Alex felt a tremor inside her. For the man snoring on a settee in the lounge, oblivious to the hurtful secrets steadily being unpicked out here on the porch on a glorious bank holiday Monday morning.
‘He loved her, Alex. The mayor was in love with Mum. He told Mal that he’d asked her to leave Dad, but she wouldn’t. She didn’t feel the same way, it had been a terrible mistake. Can you believe he would say that in a letter? No wonder he didn’t want Mal hearing it from Louisa. It was hardly going to be a better version from her, was it?’
‘Louisa knows?’ Alex managed. ‘How?’
Jem laughed, a harsh, pitiless sound. ‘Louisa had been snooping through the mayor’s papers once, probably checking how much she was in line for. Bet she wasn’t expecting to find Dill named in the mayor’s will.’ Alex shot a look at her sister. Jem shrugged softly. ‘The mayor wanted Dill and Mal to share everything he left them, straight down the mi
ddle.’
Alex was trying to absorb it all. ‘But when? When did Louisa find out? Why didn’t she confront Mum?’

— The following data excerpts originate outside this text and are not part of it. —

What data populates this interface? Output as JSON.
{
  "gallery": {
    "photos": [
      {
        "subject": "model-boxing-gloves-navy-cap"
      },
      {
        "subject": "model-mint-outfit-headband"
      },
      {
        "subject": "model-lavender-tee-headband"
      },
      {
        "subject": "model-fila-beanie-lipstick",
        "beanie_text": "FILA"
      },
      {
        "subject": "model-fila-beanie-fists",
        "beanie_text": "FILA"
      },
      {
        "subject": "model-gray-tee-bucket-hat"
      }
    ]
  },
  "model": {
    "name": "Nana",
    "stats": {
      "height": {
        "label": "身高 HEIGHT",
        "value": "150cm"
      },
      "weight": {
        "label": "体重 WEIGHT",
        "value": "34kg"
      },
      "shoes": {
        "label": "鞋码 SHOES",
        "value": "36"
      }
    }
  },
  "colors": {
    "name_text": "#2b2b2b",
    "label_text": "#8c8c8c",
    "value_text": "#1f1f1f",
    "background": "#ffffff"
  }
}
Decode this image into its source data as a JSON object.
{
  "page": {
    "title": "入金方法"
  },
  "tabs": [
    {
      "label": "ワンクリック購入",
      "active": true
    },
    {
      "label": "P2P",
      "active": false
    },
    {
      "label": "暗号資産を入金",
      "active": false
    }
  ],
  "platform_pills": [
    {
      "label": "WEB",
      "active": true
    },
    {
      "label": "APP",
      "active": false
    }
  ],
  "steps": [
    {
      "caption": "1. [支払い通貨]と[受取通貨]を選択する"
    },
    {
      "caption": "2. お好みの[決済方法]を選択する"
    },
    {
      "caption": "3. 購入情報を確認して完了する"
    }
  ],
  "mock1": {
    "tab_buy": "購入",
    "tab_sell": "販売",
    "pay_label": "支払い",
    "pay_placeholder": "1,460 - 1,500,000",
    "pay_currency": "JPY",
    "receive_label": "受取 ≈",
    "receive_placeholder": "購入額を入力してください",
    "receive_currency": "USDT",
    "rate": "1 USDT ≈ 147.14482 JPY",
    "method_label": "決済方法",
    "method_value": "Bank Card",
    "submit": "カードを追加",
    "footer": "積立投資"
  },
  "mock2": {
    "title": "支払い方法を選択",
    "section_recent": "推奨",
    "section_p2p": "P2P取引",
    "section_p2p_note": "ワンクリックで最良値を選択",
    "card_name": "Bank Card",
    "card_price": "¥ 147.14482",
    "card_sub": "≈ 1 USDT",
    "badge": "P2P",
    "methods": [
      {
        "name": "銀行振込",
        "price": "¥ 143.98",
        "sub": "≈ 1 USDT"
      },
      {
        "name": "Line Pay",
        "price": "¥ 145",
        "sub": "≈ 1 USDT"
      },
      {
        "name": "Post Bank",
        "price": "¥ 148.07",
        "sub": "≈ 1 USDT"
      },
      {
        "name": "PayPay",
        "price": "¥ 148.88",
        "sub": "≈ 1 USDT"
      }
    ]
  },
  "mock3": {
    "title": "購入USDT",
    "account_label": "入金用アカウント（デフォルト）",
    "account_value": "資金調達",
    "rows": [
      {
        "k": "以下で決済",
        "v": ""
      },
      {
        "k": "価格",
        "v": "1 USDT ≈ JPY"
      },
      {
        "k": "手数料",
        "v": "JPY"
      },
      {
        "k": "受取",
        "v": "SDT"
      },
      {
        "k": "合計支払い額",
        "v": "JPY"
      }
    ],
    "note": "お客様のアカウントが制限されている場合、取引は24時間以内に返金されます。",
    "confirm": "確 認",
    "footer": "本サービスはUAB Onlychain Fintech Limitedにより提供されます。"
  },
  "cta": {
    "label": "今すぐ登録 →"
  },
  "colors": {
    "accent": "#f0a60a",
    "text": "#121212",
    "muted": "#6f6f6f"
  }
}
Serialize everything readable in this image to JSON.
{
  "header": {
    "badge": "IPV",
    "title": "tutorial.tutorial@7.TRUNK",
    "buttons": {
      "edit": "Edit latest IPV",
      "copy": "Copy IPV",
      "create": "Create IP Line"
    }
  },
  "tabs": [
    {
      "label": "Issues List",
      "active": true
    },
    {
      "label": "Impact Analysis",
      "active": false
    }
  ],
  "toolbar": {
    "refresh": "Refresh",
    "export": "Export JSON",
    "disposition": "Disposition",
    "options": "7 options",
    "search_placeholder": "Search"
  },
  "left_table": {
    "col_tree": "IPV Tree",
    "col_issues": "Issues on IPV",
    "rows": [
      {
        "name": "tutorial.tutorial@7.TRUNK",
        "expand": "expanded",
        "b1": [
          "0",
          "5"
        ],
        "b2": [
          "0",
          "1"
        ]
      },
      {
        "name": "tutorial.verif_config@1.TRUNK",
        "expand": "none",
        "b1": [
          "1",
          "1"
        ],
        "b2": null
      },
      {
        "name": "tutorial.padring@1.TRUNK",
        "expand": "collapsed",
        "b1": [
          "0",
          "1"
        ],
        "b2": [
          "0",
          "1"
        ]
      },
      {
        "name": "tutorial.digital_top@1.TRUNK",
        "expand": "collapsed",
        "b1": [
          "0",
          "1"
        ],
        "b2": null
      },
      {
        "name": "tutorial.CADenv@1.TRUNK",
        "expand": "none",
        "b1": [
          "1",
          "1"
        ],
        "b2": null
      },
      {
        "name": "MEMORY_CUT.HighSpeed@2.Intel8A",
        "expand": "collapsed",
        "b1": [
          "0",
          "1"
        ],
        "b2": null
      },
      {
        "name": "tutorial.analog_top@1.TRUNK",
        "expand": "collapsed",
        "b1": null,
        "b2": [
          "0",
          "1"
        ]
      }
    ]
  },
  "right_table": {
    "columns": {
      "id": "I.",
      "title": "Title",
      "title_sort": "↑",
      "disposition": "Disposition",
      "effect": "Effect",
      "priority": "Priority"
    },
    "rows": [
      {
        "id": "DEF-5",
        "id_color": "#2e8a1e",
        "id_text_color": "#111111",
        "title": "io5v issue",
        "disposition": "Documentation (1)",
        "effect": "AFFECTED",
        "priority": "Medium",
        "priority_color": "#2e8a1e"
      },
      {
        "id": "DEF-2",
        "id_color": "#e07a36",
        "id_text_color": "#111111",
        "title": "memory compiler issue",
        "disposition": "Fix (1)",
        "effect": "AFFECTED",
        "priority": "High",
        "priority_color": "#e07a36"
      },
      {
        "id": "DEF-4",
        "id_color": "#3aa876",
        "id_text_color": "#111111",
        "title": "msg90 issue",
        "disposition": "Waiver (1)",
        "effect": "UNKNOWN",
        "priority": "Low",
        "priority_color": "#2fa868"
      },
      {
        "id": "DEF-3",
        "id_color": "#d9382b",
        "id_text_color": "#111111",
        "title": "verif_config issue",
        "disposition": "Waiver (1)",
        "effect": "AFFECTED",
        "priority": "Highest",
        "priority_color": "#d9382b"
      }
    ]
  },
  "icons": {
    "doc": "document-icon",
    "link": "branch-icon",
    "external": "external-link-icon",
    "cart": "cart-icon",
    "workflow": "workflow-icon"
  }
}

‘And let the world know that she’d been elbowed over for her old cleaner, Alex? Can you imagine Louisa Sinclair shrugging that one off?’
‘But when? When did Louisa read the mayor’s will? How long has everyone know about this?’
‘Everyone doesn’t know about this, Al. Mal found out about six months ago, when his dad passed away, I’ve known since Mal and I went out for that drink last week.’
‘And Louisa?’
‘Mal isn’t sure. He thinks it must have been the year Louisa sent him to his grandparents’ and he had to miss the boat race. The same summer Dill died. Mal remembers his mum and dad arguing before he was sent away for the week, and when he came back he was just told … about what had happened at the river … and that his mother didn’t want to talk about it again. I guess the mayor changed his will after that anyway so Louisa didn’t have to worry about her or Mal losing out any more.’
It was starting to seep in. The times they’d all played together, the birthday parties. Blythe keeping busy in the kitchen while their dad got stuck in horsing around with the kids. Her head was throbbing. ‘Does Dad know, Jem?’
‘If he does, he’s gone a very long time pretending not to. I want to say that I don’t think he knows, but I’m not sure I believe that, Al. Helen Fairbanks had a quiet word with me last week. The groundsman at St Cuthbert’s thought he saw Dad the morning after Mum went into hospital, tearing flowers apart at Dill’s grave. Helen asked me if he was coping alright.’
Alex thought back to the yellow petals fluttering over the ground when she’d gone to visit Dill. Jem looked at the house, checking for signs of life before she continued.
‘The mayor sent flowers for Dill every birthday. I think those were the flowers the groundsman saw Dad destroying.’
‘But … the mayor died … months ago?’ Alex was trying to squeeze pieces together that wouldn’t fit.